Why don’t we use DTOs in FlatBuffers
DTOs (Data Transfer Objects) are classes which people use to represent and store data before they serialise and send the data over the wire. So the primarily purpose of a DTO is to be able to turn an object graph into a buffer (array of bytes).
[Application state] --> [DTOs] --> [Buffer]
And turn a buffer into an object graph.
[Buffer] --> [DTOs] --> [Application state]
Some people (my self including) don’t see the point of separating between Application state
and DTOs
some times. Specifically if the mapping between the Application state
classes and DTO
classes is 1:1. The mapping seems to be redundant and they are ok with integrating the DTO as part of their application state and logic. It is on you and your use case to decide if you want to have a clear boundary between DTOs
and Application state
. What I want to clarify in this post is:
Why FlatBuffers does not let me generate easy to use DTOs
by default?
In FlatBuffers the buffer is build up in a way that we can access separate values directly, without the need to deserialise the whole graph and in some languages even avoiding temporary heap allocations. This is impossible to achieve with text based serialisation formats and binary formats, which are focused around bit packing (e.g. Proto-Buffers, Avro, COBR etc…). In case of those other formats, which need to convert the whole Buffer
into an intermediate object graph DTOs
totally make sense. For FlatBuffers however it is an overkill. This is why by default FlatBuffers generates types, which are just light weight accessors. They are just pointers into the buffer, which let us navigate and extract values in a type safe way. So in case of FlatBuffers the buffer into an object diagram is:
[Buffer] --> [Application state]
There are is no DTO
object graph, we can pick and chose values directly out of the Buffer for our Application state
.
What about serialisation of Application state though?
For turning values into a buffer, FlatBuffers generate a different set of light weight types which we can use to serialise the data directly into a Buffer:
[Application state] --> [Buffer]
Also in this case we are trying to avoid allocating temporary objects just for turning them into a buffer.
Here is a thing though. What if we wanted to have our DTOs as part of the Application state
?
If we have DTOs as part of our Application state we can do things like:
[Buffer] --> [DTO] --> [DTO'] --> [Buffer]
We transform a buffer into a DTO
graph, mutate some values in the DTO
graph and turn the new DTO'
into a Buffer
. Can we do something like this with FlatBuffers?
There are two ways how we can achieve that:
- Change scalar values directly in the buffer
- Use the
— gen-object-api
and generate DTO types
The first solution works only if you need to perform mutation of a given scalar value.

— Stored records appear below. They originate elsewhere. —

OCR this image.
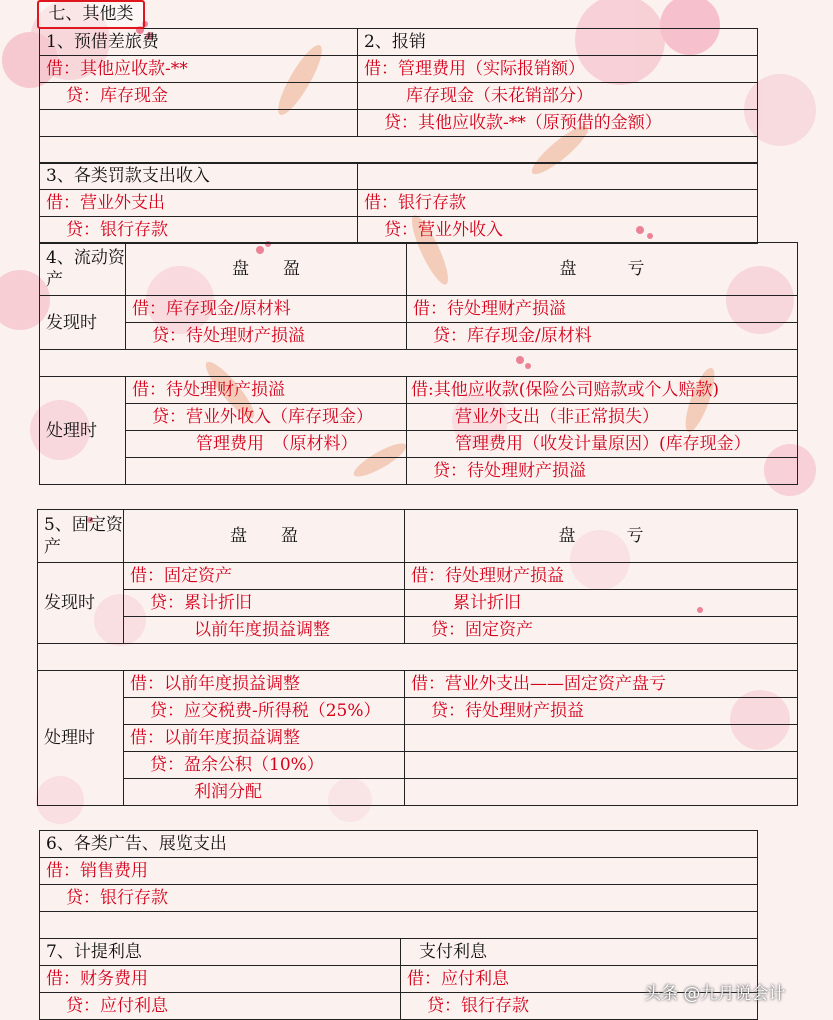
七、其他类
1、预借差旅费	2、报销
借：其他应收款-**	借：管理费用（实际报销额）
贷：库存现金	库存现金（未花销部分）
	贷：其他应收款-**（原预借的金额）

3、各类罚款支出收入	
借：营业外支出	借：银行存款
贷：银行存款	贷：营业外收入
4、流动资产	盘　　盈	盘　　　亏
发现时	借：库存现金/原材料	借：待处理财产损溢
	贷：待处理财产损溢	贷：库存现金/原材料

处理时	借：待处理财产损溢	借:其他应收款(保险公司赔款或个人赔款)
	贷：营业外收入（库存现金）	营业外支出（非正常损失）
	管理费用　（原材料）	管理费用（收发计量原因）(库存现金）
		贷：待处理财产损溢
5、固定资产	盘　　盈	盘　　　亏
发现时	借：固定资产	借：待处理财产损益
	贷：累计折旧	累计折旧
	以前年度损益调整	贷：固定资产

处理时	借：以前年度损益调整	借：营业外支出——固定资产盘亏
	贷：应交税费-所得税（25%）	贷：待处理财产损益
	借：以前年度损益调整	
	贷：盈余公积（10%）	
	利润分配	
6、各类广告、展览支出
借：销售费用
贷：银行存款

7、计提利息	支付利息
借：财务费用	借：应付利息
贷：应付利息	贷：银行存款
头条 @九月说会计
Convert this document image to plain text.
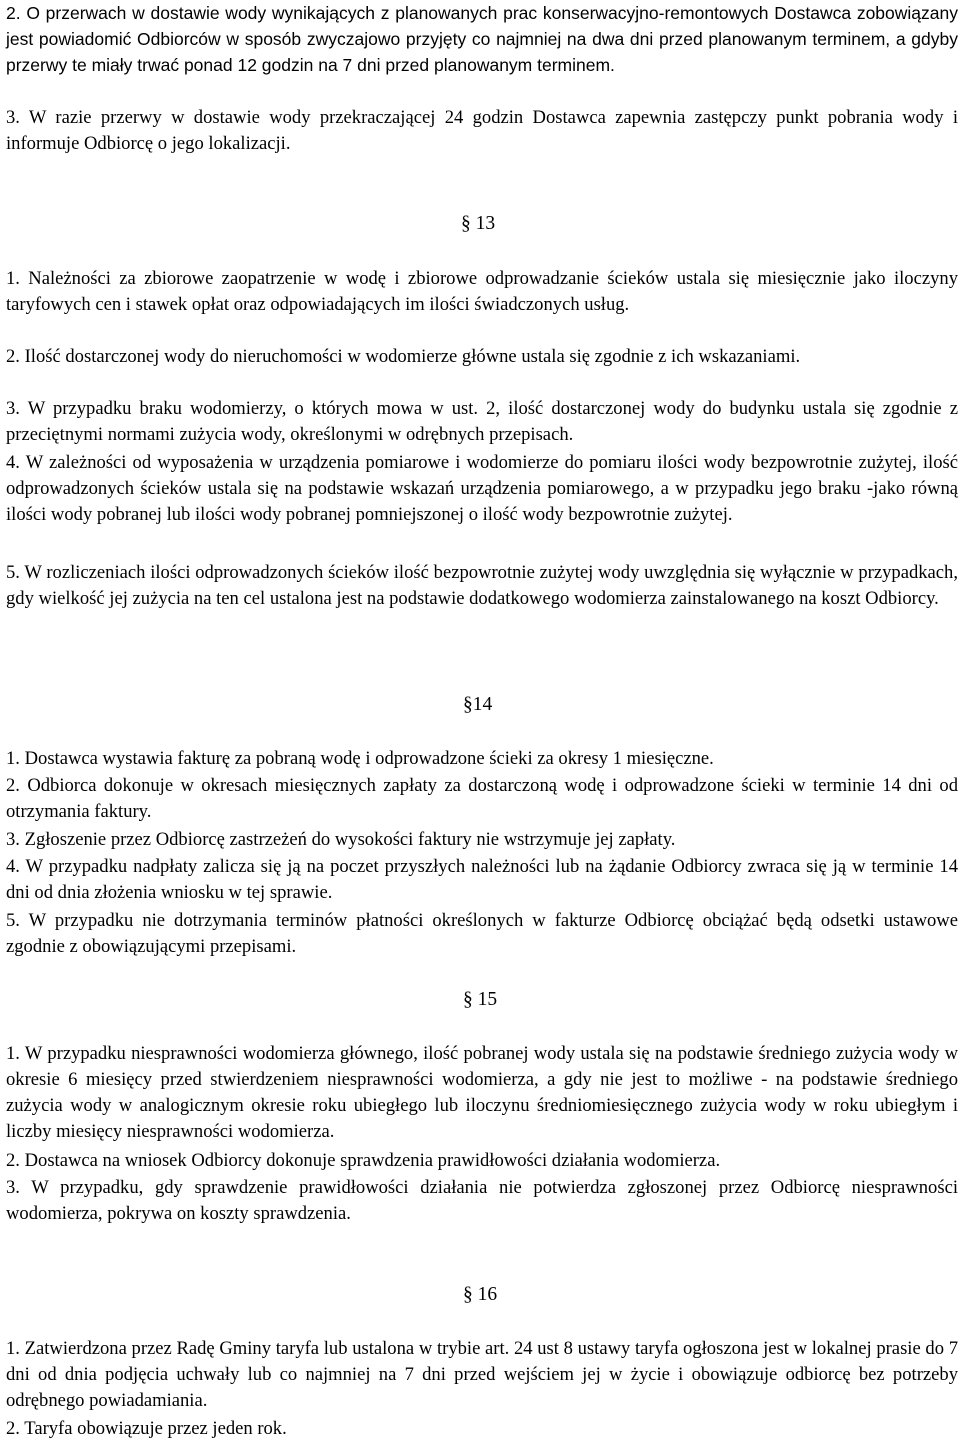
2. O przerwach w dostawie wody wynikających z planowanych prac konserwacyjno-remontowych Dostawca zobowiązany jest powiadomić Odbiorców w sposób zwyczajowo przyjęty co najmniej na dwa dni przed planowanym terminem, a gdyby przerwy te miały trwać ponad 12 godzin na 7 dni przed planowanym terminem.

3. W razie przerwy w dostawie wody przekraczającej 24 godzin Dostawca zapewnia zastępczy punkt pobrania wody i informuje Odbiorcę o jego lokalizacji.

§ 13

1. Należności za zbiorowe zaopatrzenie w wodę i zbiorowe odprowadzanie ścieków ustala się miesięcznie jako iloczyny taryfowych cen i stawek opłat oraz odpowiadających im ilości świadczonych usług.

2. Ilość dostarczonej wody do nieruchomości w wodomierze główne ustala się zgodnie z ich wskazaniami.

3. W przypadku braku wodomierzy, o których mowa w ust. 2, ilość dostarczonej wody do budynku ustala się zgodnie z przeciętnymi normami zużycia wody, określonymi w odrębnych przepisach.

4. W zależności od wyposażenia w urządzenia pomiarowe i wodomierze do pomiaru ilości wody bezpowrotnie zużytej, ilość odprowadzonych ścieków ustala się na podstawie wskazań urządzenia pomiarowego, a w przypadku jego braku -jako równą ilości wody pobranej lub ilości wody pobranej pomniejszonej o ilość wody bezpowrotnie zużytej.

5. W rozliczeniach ilości odprowadzonych ścieków ilość bezpowrotnie zużytej wody uwzględnia się wyłącznie w przypadkach, gdy wielkość jej zużycia na ten cel ustalona jest na podstawie dodatkowego wodomierza zainstalowanego na koszt Odbiorcy.

§14

1. Dostawca wystawia fakturę za pobraną wodę i odprowadzone ścieki za okresy 1 miesięczne.

2. Odbiorca dokonuje w okresach miesięcznych zapłaty za dostarczoną wodę i odprowadzone ścieki w terminie 14 dni od otrzymania faktury.

3. Zgłoszenie przez Odbiorcę zastrzeżeń do wysokości faktury nie wstrzymuje jej zapłaty.

4. W przypadku nadpłaty zalicza się ją na poczet przyszłych należności lub na żądanie Odbiorcy zwraca się ją w terminie 14 dni od dnia złożenia wniosku w tej sprawie.

5. W przypadku nie dotrzymania terminów płatności określonych w fakturze Odbiorcę obciążać będą odsetki ustawowe zgodnie z obowiązującymi przepisami.

§ 15

1. W przypadku niesprawności wodomierza głównego, ilość pobranej wody ustala się na podstawie średniego zużycia wody w okresie 6 miesięcy przed stwierdzeniem niesprawności wodomierza, a gdy nie jest to możliwe - na podstawie średniego zużycia wody w analogicznym okresie roku ubiegłego lub iloczynu średniomiesięcznego zużycia wody w roku ubiegłym i liczby miesięcy niesprawności wodomierza.

2. Dostawca na wniosek Odbiorcy dokonuje sprawdzenia prawidłowości działania wodomierza.

3. W przypadku, gdy sprawdzenie prawidłowości działania nie potwierdza zgłoszonej przez Odbiorcę niesprawności wodomierza, pokrywa on koszty sprawdzenia.

§ 16

1. Zatwierdzona przez Radę Gminy taryfa lub ustalona w trybie art. 24 ust 8 ustawy taryfa ogłoszona jest w lokalnej prasie do 7 dni od dnia podjęcia uchwały lub co najmniej na 7 dni przed wejściem jej w życie i obowiązuje odbiorcę bez potrzeby odrębnego powiadamiania.

2. Taryfa obowiązuje przez jeden rok.
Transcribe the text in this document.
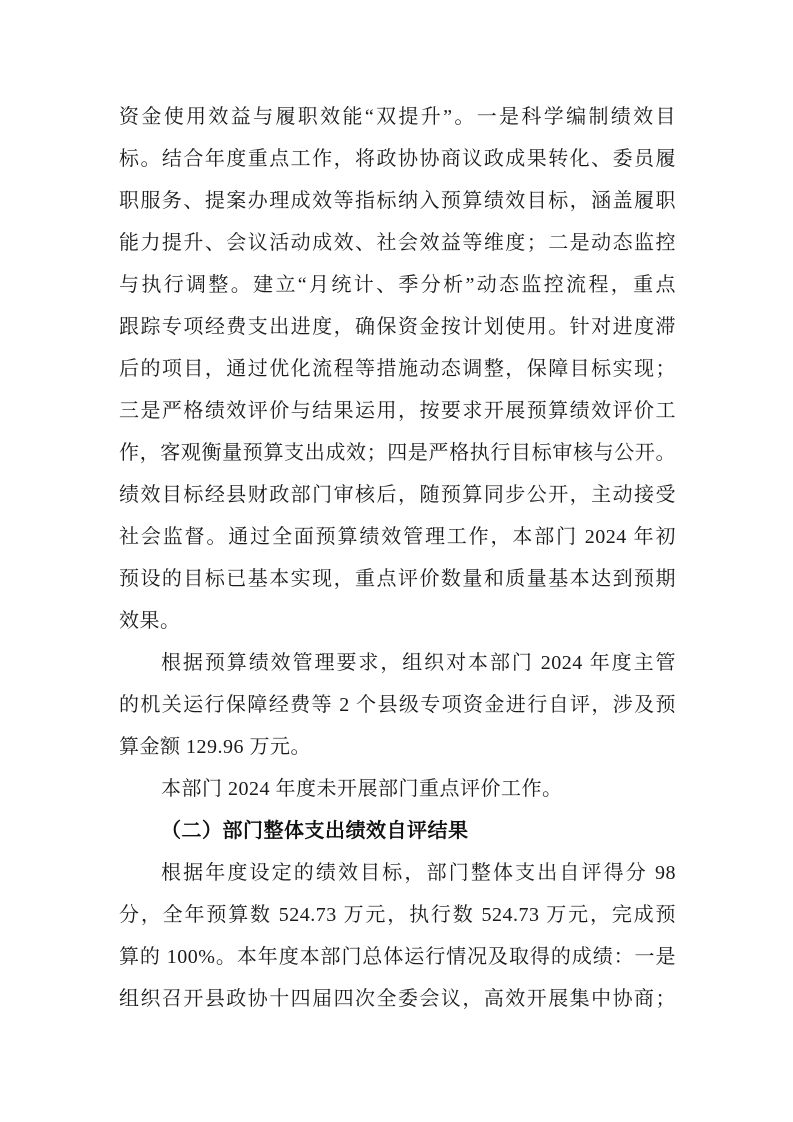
资金使用效益与履职效能“双提升”。一是科学编制绩效目
标。结合年度重点工作，将政协协商议政成果转化、委员履
职服务、提案办理成效等指标纳入预算绩效目标，涵盖履职
能力提升、会议活动成效、社会效益等维度；二是动态监控
与执行调整。建立“月统计、季分析”动态监控流程，重点
跟踪专项经费支出进度，确保资金按计划使用。针对进度滞
后的项目，通过优化流程等措施动态调整，保障目标实现；
三是严格绩效评价与结果运用，按要求开展预算绩效评价工
作，客观衡量预算支出成效；四是严格执行目标审核与公开。
绩效目标经县财政部门审核后，随预算同步公开，主动接受
社会监督。通过全面预算绩效管理工作，本部门 2024 年初
预设的目标已基本实现，重点评价数量和质量基本达到预期
效果。
根据预算绩效管理要求，组织对本部门 2024 年度主管
的机关运行保障经费等 2 个县级专项资金进行自评，涉及预
算金额 129.96 万元。
本部门 2024 年度未开展部门重点评价工作。
（二）部门整体支出绩效自评结果
根据年度设定的绩效目标，部门整体支出自评得分 98
分，全年预算数 524.73 万元，执行数 524.73 万元，完成预
算的 100%。本年度本部门总体运行情况及取得的成绩：一是
组织召开县政协十四届四次全委会议，高效开展集中协商；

Scalar values are booleans, enums, numbers and structs. Say we have a property lucky number in a table which is 7
and now we need to change it to 13
. In such a simple case we can do something like this:
[Application state] --> [Buffer] --> [Buffer']
So we can just mutate the Buffer directly, which is super efficient. However we can’t do it for values, where a value change means a structural change of the buffer. Say we have property name and we want to change Max
to Maxim
. We can’t do that because the string value Max
is encoded somewhere inside of the buffer. String value Maxim
is longer than Max
so we can’t just replace some bytes with another bytes, the Buffer needs to become bigger, values need to be shifted and this is a structural change. So in this case you will have to rebuild the whole Buffer again from scratch.
Before you scream BS and grab your pitchfork. Spend a few second and think how it is working in case of any other serialisation format like JSON or ProtoBuff? Do we need to rebuild the whole buffer?
Yes we do, we are just not confronted with it. We change a value in a DTO and ask it to build a whole new Buffer for us.
So it works the same internally, but feels very light weight for us “externally”.
To give us the same easy feeling about mutating just one value in a complex graph of objects, flatc
provides a generation option — gen-object-api
. The generated types work exactly as you would expect typical DTOs
should work. They transform the whole Buffer
into a graph of DTOs
, which you can use to mutate values and generate a new Buffer
from.
So if you are concerned with efficiency, you should not use DTOs and serialise, deserialise data adhoc. But if your use case allows it, you might want to try — gen-object-api
.